Created on: July 05, 2010

Black's Law Dictionary defines an "easement" as "an interest in land owned by another person, consisting in the right to use or control the land...for a specific, limited purpose." Easements are particularly unique interests in property in that unlike licenses or leases, certain types of easements may last forever.   However, easements do not give the holder of the interest any legal right to change the nature of the easement or its scope.  Moreover, in many circumstances, easement holders do not necessarily have the right to sell, or even improve the easement. 

As previously mentioned, in property law, there are various kinds of easements including access easements, affirmative easements, common easements, easements by estoppel, easements by necessity, easements in gross, implied easements, express easements, and easement appurtenant, among others.  Each of these forms of easements can provide different rights and obligations to the holder of the easement and, potentially, to the owner of the servient estate which is burdened by an easement.  However, ALL easements must either be appurtenant or in gross.

So, what exactly is an easement appurtenant?  An easement appurtenant is one that has been created with the intent to benefit another tract of land.  The use of the appurtenant easement is incident to the ownership of the land.  In other words, easements appurtenant were intended to "run with the land."  Perhaps the best way to understand this legal term is through an example:

A owns Blackacre and B owns Whiteacre, an adjacent parcel of land. If A grants B an easement across Blackacre so that B can access the adjacent beach, it may be the law will imply an easement appurtenant in the situation if A's intent was that any individual who ultimately moves into Whiteacre, whether or not it be B, would have access to the beach through the easement.   Thus, if B sells Whiteacre to C, C will become the holder of the easement and he will be allowed to access the beach through the same passage that A initially granted to B.
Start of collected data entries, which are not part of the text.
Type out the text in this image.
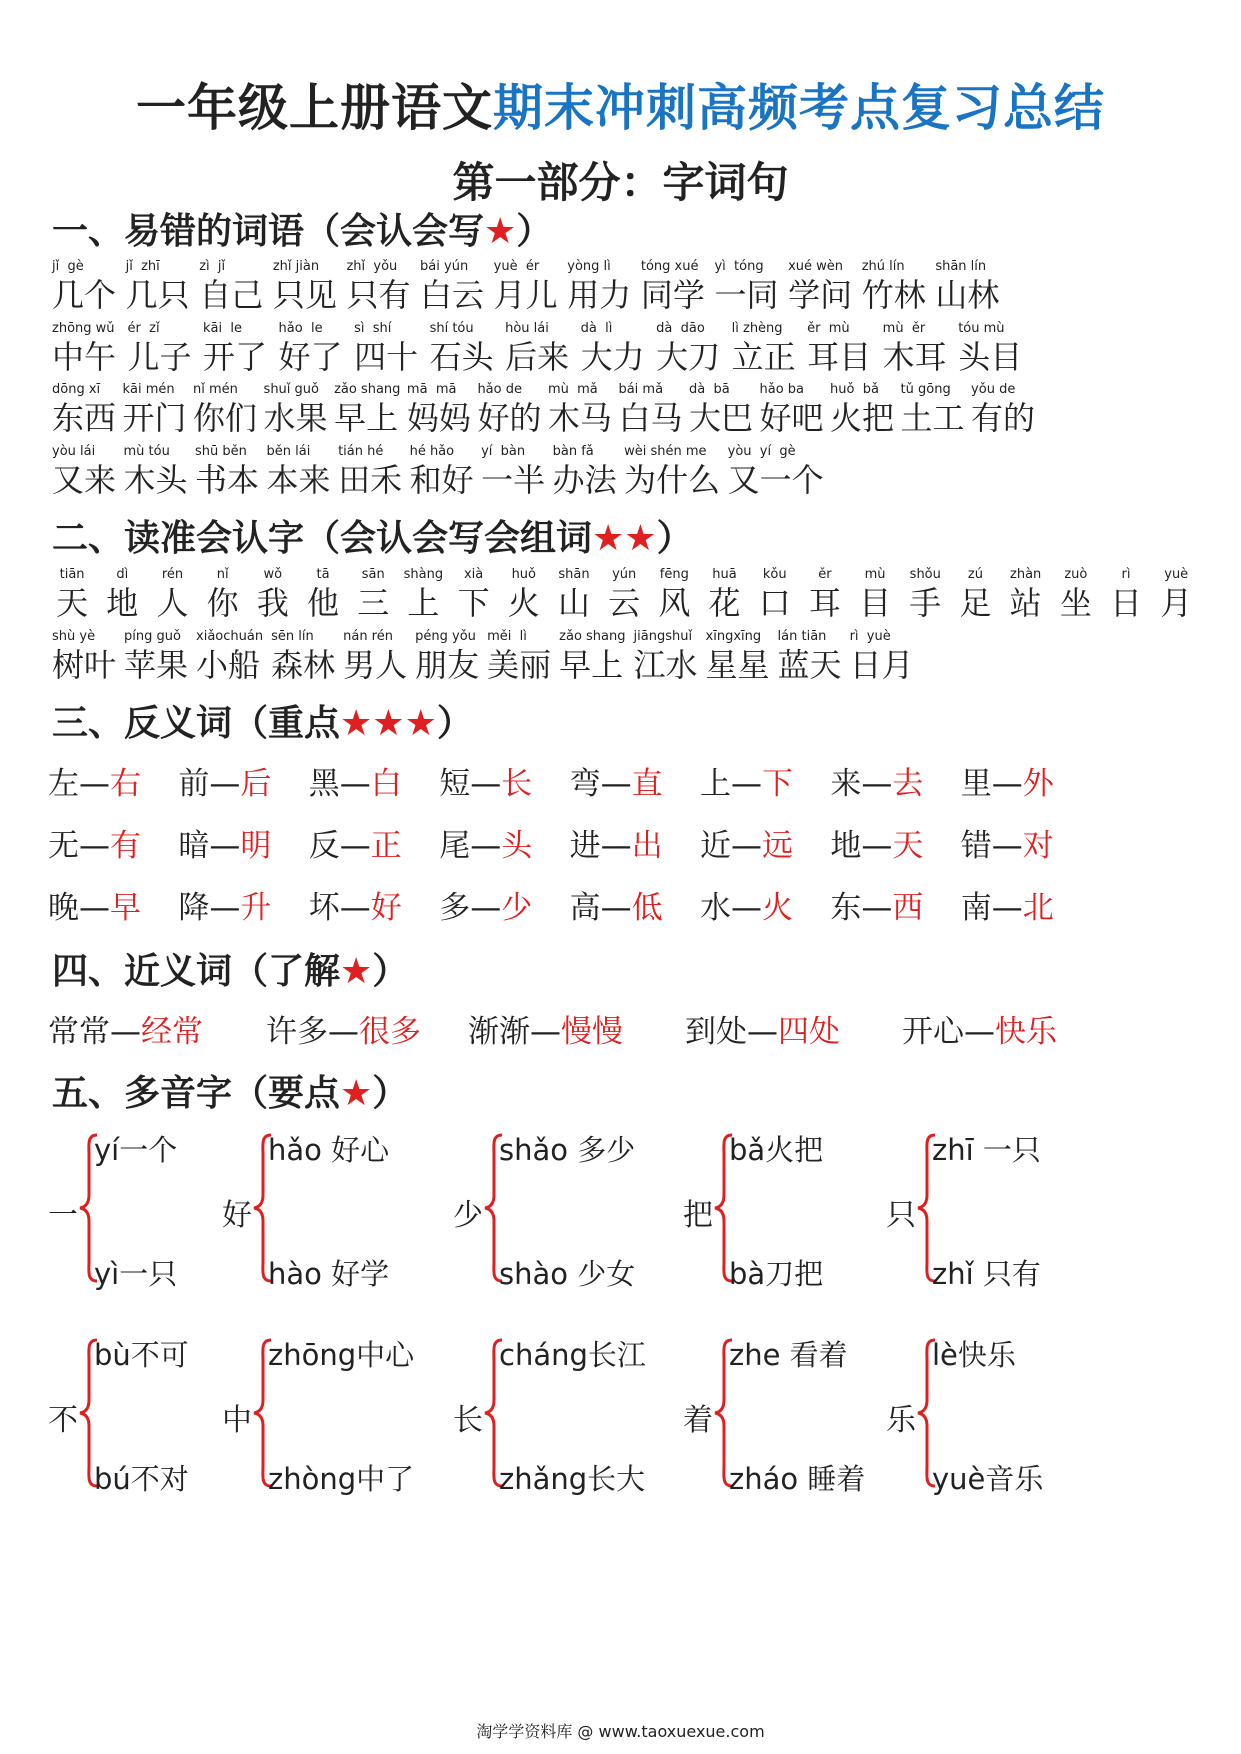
一年级上册语文期末冲刺高频考点复习总结
第一部分：字词句
一、易错的词语（会认会写★）
二、读准会认字（会认会写会组词★★）
三、反义词（重点★★★）
四、近义词（了解★）
五、多音字（要点★）
jǐ  gè
几个
jǐ  zhī
几只
zì  jǐ
自己
zhǐ jiàn
只见
zhǐ  yǒu
只有
bái yún
白云
yuè  ér
月儿
yòng lì
用力
tóng xué
同学
yì  tóng
一同
xué wèn
学问
zhú lín
竹林
shān lín
山林
zhōng wǔ
中午
ér  zǐ
儿子
kāi  le
开了
hǎo  le
好了
sì  shí
四十
shí tóu
石头
hòu lái
后来
dà  lì
大力
dà  dāo
大刀
lì zhèng
立正
ěr  mù
耳目
mù  ěr
木耳
tóu mù
头目
dōng xī
东西
kāi mén
开门
nǐ mén
你们
shuǐ guǒ
水果
zǎo shang
早上
mā  mā
妈妈
hǎo de
好的
mù  mǎ
木马
bái mǎ
白马
dà  bā
大巴
hǎo ba
好吧
huǒ  bǎ
火把
tǔ gōng
土工
yǒu de
有的
yòu lái
又来
mù tóu
木头
shū běn
书本
běn lái
本来
tián hé
田禾
hé hǎo
和好
yí  bàn
一半
bàn fǎ
办法
wèi shén me
为什么
yòu  yí  gè
又一个
tiān
天
dì
地
rén
人
nǐ
你
wǒ
我
tā
他
sān
三
shàng
上
xià
下
huǒ
火
shān
山
yún
云
fēng
风
huā
花
kǒu
口
ěr
耳
mù
目
shǒu
手
zú
足
zhàn
站
zuò
坐
rì
日
yuè
月
shù yè
树叶
píng guǒ
苹果
xiǎochuán
小船
sēn lín
森林
nán rén
男人
péng yǒu
朋友
měi  lì
美丽
zǎo shang
早上
jiāngshuǐ
江水
xīngxīng
星星
lán tiān
蓝天
rì  yuè
日月
左—右 前—后 黑—白 短—长 弯—直 上—下 来—去 里—外
无—有 暗—明 反—正 尾—头 进—出 近—远 地—天 错—对
晚—早 降—升 坏—好 多—少 高—低 水—火 东—西 南—北
常常—经常 许多—很多 渐渐—慢慢 到处—四处 开心—快乐
一
yí一个
yì一只
好
hǎo 好心
hào 好学
少
shǎo 多少
shào 少女
把
bǎ火把
bà刀把
只
zhī 一只
zhǐ 只有
不
bù不可
bú不对
中
zhōng中心
zhòng中了
长
cháng长江
zhǎng长大
着
zhe 看着
zháo 睡着
乐
lè快乐
yuè音乐
淘学学资料库 @ www.taoxuexue.com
Overall, the law of easements can become quite complicated if one gets caught up in the terminology that classifies each form of easement.  The most important thing to remember, however, is that when rights to an easement are in dispute, it is most often the case that the court will look first to the grantor's intent to determine whether or not the easement was intended to be an easement in gross (given to a specific person) or an easement appurtenant (that runs with the land and is thereby transferred to subsequent owners of the dominant estate benefited by the easement).